Aptitudes logiques non verbales
Les suites graphiques, les matrices et les rotations de figures constituent le socle des évaluations. L’entraînement consiste à identifier les transformations récurrentes : rotation, symétrie, ajout ou suppression d’éléments, alternance de motifs.
Commencer par des séries simples pour intégrer les principes, puis augmenter la difficulté. Varier les présentations des exercices développe l’adaptabilité face aux items inconnus.
Aptitudes numériques
Les suites numériques, les proportions, les pourcentages et les opérations de base reviennent dans la majorité des tests. Le piège n’est pas la difficulté mathématique (rarement au-delà du niveau lycée) mais la pression du temps.
Travailler le calcul mental quotidiennement, même dix minutes, améliore la rapidité de traitement. Les suites numériques cachent souvent une double logique (addition croissante combinée à une alternance, par exemple). Chercher deux règles plutôt qu’une seule réduit les erreurs sur les séries complexes.
Aptitudes verbales
Synonymes, antonymes, analogies, intrus lexicaux : ces exercices testent la précision du vocabulaire et la capacité à raisonner sur les relations entre mots. La lecture régulière enrichit le champ lexical, mais l’entraînement ciblé sur les analogies verbales reste le levier le plus direct.
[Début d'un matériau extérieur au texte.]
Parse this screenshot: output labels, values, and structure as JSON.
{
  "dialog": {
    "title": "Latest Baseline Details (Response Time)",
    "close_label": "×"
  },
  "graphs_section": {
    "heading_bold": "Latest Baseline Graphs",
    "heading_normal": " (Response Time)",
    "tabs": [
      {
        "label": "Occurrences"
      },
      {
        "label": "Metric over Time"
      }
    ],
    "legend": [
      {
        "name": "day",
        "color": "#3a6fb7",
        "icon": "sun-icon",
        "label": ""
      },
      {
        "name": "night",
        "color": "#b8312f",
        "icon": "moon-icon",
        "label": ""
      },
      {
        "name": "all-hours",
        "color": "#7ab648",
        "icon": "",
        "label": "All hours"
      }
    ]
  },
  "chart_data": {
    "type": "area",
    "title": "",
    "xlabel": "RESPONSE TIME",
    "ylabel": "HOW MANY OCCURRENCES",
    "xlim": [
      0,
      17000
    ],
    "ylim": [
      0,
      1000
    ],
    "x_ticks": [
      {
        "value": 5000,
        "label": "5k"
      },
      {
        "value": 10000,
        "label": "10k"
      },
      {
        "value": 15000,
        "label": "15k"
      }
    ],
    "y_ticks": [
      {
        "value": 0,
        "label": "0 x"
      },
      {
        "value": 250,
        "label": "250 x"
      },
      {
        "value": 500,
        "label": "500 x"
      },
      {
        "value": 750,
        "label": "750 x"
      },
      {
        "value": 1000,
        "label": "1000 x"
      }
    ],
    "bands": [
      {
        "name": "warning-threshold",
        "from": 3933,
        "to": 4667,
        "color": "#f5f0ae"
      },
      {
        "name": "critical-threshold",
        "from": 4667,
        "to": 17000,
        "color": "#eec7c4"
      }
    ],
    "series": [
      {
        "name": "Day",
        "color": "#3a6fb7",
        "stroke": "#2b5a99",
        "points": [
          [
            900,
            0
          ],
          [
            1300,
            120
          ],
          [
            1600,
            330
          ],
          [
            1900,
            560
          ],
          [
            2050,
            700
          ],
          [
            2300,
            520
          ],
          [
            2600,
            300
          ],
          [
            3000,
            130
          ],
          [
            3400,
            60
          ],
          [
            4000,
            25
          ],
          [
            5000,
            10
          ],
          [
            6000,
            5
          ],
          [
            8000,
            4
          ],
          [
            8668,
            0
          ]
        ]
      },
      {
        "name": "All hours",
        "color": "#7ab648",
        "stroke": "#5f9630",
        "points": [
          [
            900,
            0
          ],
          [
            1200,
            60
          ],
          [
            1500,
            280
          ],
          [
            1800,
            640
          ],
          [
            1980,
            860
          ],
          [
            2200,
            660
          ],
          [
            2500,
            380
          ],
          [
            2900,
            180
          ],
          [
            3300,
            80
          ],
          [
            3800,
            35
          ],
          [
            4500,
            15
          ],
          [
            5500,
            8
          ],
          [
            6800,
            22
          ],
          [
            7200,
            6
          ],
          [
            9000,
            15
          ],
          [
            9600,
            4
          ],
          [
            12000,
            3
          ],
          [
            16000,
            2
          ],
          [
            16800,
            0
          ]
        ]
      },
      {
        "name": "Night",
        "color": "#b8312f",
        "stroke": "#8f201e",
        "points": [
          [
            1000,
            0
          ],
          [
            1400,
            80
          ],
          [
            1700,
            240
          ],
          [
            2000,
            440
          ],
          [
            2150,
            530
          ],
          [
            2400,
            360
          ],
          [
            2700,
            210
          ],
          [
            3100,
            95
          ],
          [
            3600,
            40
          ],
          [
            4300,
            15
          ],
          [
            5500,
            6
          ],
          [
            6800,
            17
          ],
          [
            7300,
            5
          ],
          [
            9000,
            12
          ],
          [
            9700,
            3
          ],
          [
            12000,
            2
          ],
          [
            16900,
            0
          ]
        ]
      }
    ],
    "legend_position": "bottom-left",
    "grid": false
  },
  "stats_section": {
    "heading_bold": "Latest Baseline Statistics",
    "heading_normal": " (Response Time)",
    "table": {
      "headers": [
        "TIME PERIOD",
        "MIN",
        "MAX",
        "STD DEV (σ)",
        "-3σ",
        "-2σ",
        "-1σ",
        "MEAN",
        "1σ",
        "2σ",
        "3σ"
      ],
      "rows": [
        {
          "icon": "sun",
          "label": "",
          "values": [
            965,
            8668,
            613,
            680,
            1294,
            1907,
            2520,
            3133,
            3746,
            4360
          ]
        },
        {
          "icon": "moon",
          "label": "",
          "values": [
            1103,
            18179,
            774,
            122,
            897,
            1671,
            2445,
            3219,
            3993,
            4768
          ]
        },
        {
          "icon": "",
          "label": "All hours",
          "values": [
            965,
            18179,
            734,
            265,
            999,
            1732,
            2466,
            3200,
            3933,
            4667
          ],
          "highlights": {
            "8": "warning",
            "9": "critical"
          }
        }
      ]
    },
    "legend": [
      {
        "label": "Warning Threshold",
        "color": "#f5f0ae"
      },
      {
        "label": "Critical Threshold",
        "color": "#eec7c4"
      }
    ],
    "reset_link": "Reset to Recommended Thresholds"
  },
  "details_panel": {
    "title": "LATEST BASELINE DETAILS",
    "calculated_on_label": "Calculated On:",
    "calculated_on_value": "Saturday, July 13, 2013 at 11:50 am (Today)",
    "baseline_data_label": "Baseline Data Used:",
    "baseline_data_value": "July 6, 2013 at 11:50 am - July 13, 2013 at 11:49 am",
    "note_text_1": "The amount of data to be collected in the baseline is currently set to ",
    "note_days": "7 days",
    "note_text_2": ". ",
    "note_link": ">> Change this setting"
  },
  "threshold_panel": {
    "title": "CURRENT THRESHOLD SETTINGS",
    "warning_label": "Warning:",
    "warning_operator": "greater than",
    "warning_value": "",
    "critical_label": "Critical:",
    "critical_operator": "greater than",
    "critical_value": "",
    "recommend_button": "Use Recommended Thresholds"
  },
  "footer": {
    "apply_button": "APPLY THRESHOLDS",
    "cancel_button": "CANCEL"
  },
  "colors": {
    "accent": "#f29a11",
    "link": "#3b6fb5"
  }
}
Planifier la préparation : fréquence et durée des sessions
L’entraînement aux tests psychotechniques fonctionne mieux par sessions courtes et régulières que par révisions massives la veille de l’examen. La répétition espacée, principe bien documenté en sciences cognitives, s’applique directement ici.

Un programme réaliste se structure en trois phases.
La première phase est le diagnostic. Passer un test complet sans préparation pour identifier les catégories où le taux de bonnes réponses est le plus faible. Ce diagnostic oriente tout le reste du travail.
La deuxième phase est l’apprentissage ciblé. Comprendre les mécanismes logiques de chaque catégorie défaillante. Lire les corrections en détail, pas seulement vérifier si la réponse est bonne ou mauvaise. Analyser le raisonnement derrière chaque correction ancre les réflexes logiques.
La troisième phase est l’entraînement en conditions réelles. Enchaîner des tests variés avec chronomètre. Pour les batteries intégrées, simuler des séquences de tests différents sans pause entre chaque bloc. Cette phase consolide la gestion du stress et de la fatigue cognitive.
Tests psychotechniques pour le permis de conduire : un cas à part
Les tests psychotechniques du permis de conduire (suspension, invalidation, annulation) évaluent des aptitudes différentes de celles des concours ou des recrutements. L’examen porte sur les réflexes, la coordination visuomotrice, la précision gestuelle et la capacité d’analyse de l’environnement routier.
Ces épreuves sont réalisées par des psychologues agréés disposant d’un numéro ADELI délivré par les ARS. Le contenu comprend un entretien individuel, un test de stabilité des mains et des tests de mesure des réflexes.
L’entraînement classique sur les suites logiques ne prépare pas à ces épreuves. La coordination visuomotrice se travaille par des exercices spécifiques, et l’entretien individuel demande une préparation distincte, centrée sur la prise de conscience des comportements à risque.
La donnée qui ressort de l’ensemble des retours d’expérience est constante : un entraînement régulier et varié produit des résultats supérieurs à une révision intensive de dernière minute. Que le test soit passé en distanciel ou en centre, pour un concours ou pour un permis, la régularité de la préparation reste le facteur discriminant entre les candidats qui réussissent du premier coup et ceux qui doivent repasser l’épreuve.